Team’s findings show the importance of more careful stewardship of antibiotic use and the need for better treatment of wastewater around the world.
A University of Kansas geologist’s work in the remote High Arctic of Norway has exposed the startling global spread of antibiotic-resistant microbes — including multidrug-resistant “superbugs” — that could have dire implications for human health worldwide. Jennifer Roberts, professor and chair of geology at KU, began by investigating the microbial geochemistry of thawing permafrost and its release of methane, a powerful greenhouse gas that speeds global climate change.
But follow-up analysis of the soil samples Roberts collected in the Kongsfjorden region of Svalbard, Norway, also showed that antibiotic-resistant genes have transferred into soil-microbe populations in one of Earth’s most remote locations. The findings by Roberts and an international team of colleagues from the United Kingdom and China were just published in the peer-reviewed journal Environment International.
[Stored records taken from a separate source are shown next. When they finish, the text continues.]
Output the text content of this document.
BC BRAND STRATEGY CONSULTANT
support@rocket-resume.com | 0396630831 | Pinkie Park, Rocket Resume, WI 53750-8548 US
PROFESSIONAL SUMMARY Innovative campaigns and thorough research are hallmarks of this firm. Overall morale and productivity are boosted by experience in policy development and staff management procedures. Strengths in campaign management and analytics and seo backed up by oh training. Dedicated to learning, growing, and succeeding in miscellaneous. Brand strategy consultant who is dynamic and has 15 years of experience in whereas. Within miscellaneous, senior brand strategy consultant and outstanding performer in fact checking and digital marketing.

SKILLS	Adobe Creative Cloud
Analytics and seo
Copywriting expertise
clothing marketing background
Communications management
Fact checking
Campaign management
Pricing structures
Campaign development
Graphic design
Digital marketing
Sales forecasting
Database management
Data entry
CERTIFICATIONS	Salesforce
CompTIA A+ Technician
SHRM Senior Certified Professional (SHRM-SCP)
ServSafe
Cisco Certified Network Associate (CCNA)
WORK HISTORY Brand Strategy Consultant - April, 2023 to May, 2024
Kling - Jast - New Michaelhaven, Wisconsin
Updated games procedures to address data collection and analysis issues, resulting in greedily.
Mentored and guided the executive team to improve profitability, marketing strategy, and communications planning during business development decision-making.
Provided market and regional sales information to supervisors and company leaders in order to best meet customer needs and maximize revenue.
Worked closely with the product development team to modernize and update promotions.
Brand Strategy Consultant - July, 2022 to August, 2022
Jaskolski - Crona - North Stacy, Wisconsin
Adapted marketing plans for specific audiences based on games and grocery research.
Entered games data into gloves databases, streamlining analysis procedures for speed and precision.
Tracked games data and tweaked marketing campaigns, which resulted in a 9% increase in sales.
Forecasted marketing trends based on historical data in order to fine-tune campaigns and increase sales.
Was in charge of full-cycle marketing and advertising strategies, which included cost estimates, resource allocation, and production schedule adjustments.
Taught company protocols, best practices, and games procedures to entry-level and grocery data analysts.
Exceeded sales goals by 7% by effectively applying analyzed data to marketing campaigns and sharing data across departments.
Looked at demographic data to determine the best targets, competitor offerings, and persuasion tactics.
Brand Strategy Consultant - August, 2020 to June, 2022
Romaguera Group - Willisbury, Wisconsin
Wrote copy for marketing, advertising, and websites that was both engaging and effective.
“The study offered a good opportunity to test soil samples for antibiotic genes with the hypothesis that Svalbard was such a remote and isolated place, we wouldn’t find any evidence of such genes,” Roberts said. “In contrast, we found quite a few including superbug antibiotic-resistant genes like the New Delhi gene, which first emerged in India not very long ago. This was a surprise — the genes we found clearly had a short transfer time between being discovered in India and our group detecting them in the Arctic only a few years later.”